Well, I prayed that little Ruffly hadn’t merely nudged Stephanie away from a slow-moving vehicle or warned her about a minor grease fire, but had heroically dragged his large-framed and bosomy mistress from the brink of some major, eminently publishable, and preferably ecclesiastical disaster.
“Oh,” I said, disguising these warring emotions. “What happened?”
By now, Steve had dished up and distributed the ice cream, and Matthew seemed more intent on working away at his bowl of vanilla than on enriching my forthcoming contribution to canine, ahem, literature, but maybe he simply accepted the inevitable. When Leah is bent on holding the floor, it’s useless to compete.
“It just happened! Right after Stephanie got home, she went out to the deck, and you know how there’s a big gas grill there?” The question was one in intonation only; Leah didn’t pause long enough for me to nod, but went breathlessly on. “There’s one of those built-in grills, and she’d been out to dinner, and after she got home, she made some coffee and went out to the deck because Matthew won’t let her smoke in the house.”

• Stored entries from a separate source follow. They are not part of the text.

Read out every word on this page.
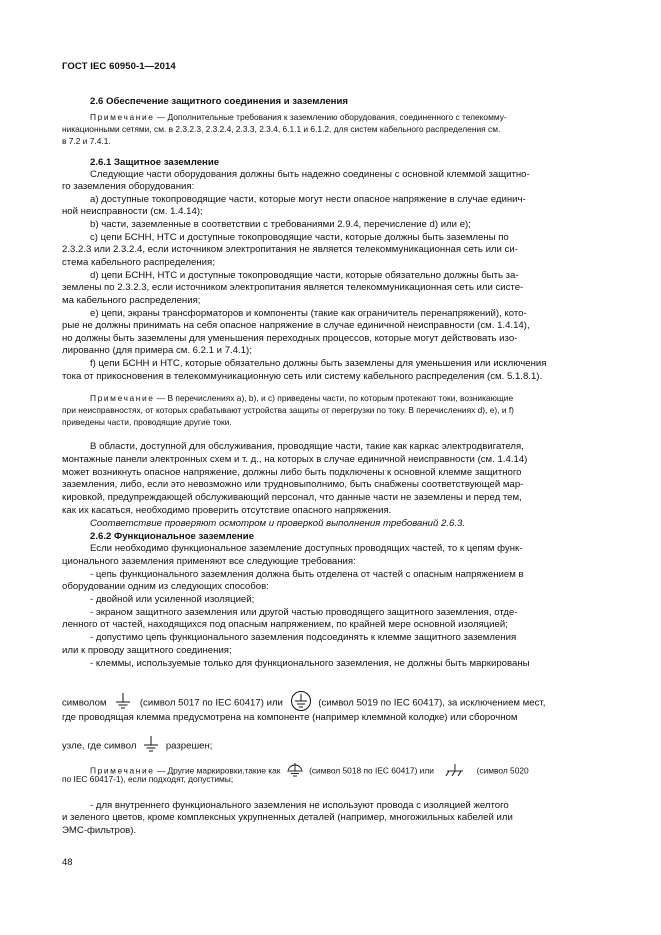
ГОСТ IEC 60950-1—2014
2.6 Обеспечение защитного соединения и заземления
Примечание — Дополнительные требования к заземлению оборудования, соединенного с телекомму-
никационными сетями, см. в 2.3.2.3, 2.3.2.4, 2.3.3, 2.3.4, 6.1.1 и 6.1.2, для систем кабельного распределения см.
в 7.2 и 7.4.1.
2.6.1 Защитное заземление
Следующие части оборудования должны быть надежно соединены с основной клеммой защитно-
го заземления оборудования:
а) доступные токопроводящие части, которые могут нести опасное напряжение в случае единич-
ной неисправности (см. 1.4.14);
b) части, заземленные в соответствии с требованиями 2.9.4, перечисление d) или e);
с) цепи БСНН, НТС и доступные токопроводящие части, которые должны быть заземлены по
2.3.2.3 или 2.3.2.4, если источником электропитания не является телекоммуникационная сеть или си-
стема кабельного распределения;
d) цепи БСНН, НТС и доступные токопроводящие части, которые обязательно должны быть за-
землены по 2.3.2.3, если источником электропитания является телекоммуникационная сеть или систе-
ма кабельного распределения;
е) цепи, экраны трансформаторов и компоненты (такие как ограничитель перенапряжений), кото-
рые не должны принимать на себя опасное напряжение в случае единичной неисправности (см. 1.4.14),
но должны быть заземлены для уменьшения переходных процессов, которые могут действовать изо-
лированно (для примера см. 6.2.1 и 7.4.1);
f) цепи БСНН и НТС, которые обязательно должны быть заземлены для уменьшения или исключения
тока от прикосновения в телекоммуникационную сеть или систему кабельного распределения (см. 5.1.8.1).
Примечание — В перечислениях а), b), и с) приведены части, по которым протекают токи, возникающие
при неисправностях, от которых срабатывают устройства защиты от перегрузки по току. В перечислениях d), е), и f)
приведены части, проводящие другие токи.
В области, доступной для обслуживания, проводящие части, такие как каркас электродвигателя,
монтажные панели электронных схем и т. д., на которых в случае единичной неисправности (см. 1.4.14)
может возникнуть опасное напряжение, должны либо быть подключены к основной клемме защитного
заземления, либо, если это невозможно или трудновыполнимо, быть снабжены соответствующей мар-
кировкой, предупреждающей обслуживающий персонал, что данные части не заземлены и перед тем,
как их касаться, необходимо проверить отсутствие опасного напряжения.
Соответствие проверяют осмотром и проверкой выполнения требований 2.6.3.
2.6.2 Функциональное заземление
Если необходимо функциональное заземление доступных проводящих частей, то к цепям функ-
ционального заземления применяют все следующие требования:
- цепь функционального заземления должна быть отделена от частей с опасным напряжением в
оборудовании одним из следующих способов:
- двойной или усиленной изоляцией;
- экраном защитного заземления или другой частью проводящего защитного заземления, отде-
ленного от частей, находящихся под опасным напряжением, по крайней мере основной изоляцией;
- допустимо цепь функционального заземления подсоединять к клемме защитного заземления
или к проводу защитного соединения;
- клеммы, используемые только для функционального заземления, не должны быть маркированы
где проводящая клемма предусмотрена на компоненте (например клеммной колодке) или сборочном
- для внутреннего функционального заземления не используют провода с изоляцией желтого
и зеленого цветов, кроме комплексных укрупненных деталей (например, многожильных кабелей или
ЭМС-фильтров).
символом	(символ 5017 по IEC 60417) или	(символ 5019 по IEC 60417), за исключением мест,
узле, где символ	разрешен;
Примечание — Другие маркировки,такие как	(символ 5018 по IEC 60417) или	(символ 5020
по IEC 60417-1), если подходят, допустимы;
48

Stephanie had mentioned the ban. I remember how surprised I’d been to learn that she smoked at all. I still was. I glanced at Matthew, who was almost frowning. It occurred to me that I might be misjudging him. Maybe he was just hard to read, like a tailless shaggy dog with a curtain of hair permanently drawn over his face.
Leah was gesturing enthusiastically with a spoonful of ice cream. “And Stephanie sat down, and there
was
... You know how windy it is? And she sat where the wind was blowing away from the grill, and she was just about to light her cigarette, but Ruffly bumped her arm, and then he just stood there staring at the grill, practically like a statue, and then Stephanie got up, and when she got really close to the grill, she could smell the gas. The valve wasn’t all the way off, and if it hadn’t been for Ruffly, especially if the wind had changed, she’d have been blown up!”
“How did Ruffly know?” I asked.
“You can hear it,” Matthew answered. “My mother can’t hear it, but the gas hisses a little. And if she’d been paying any attention, she would’ve smelled it.”
“No, she wouldn’t,” Leah said firmly. “Not with the wind blowing away, would she?”
“Well, it wouldn’t make much difference,” I said. “What she should’ve noticed wouldn’t really matter. Steve, would Ruffly have responded to the gas? To the smell?”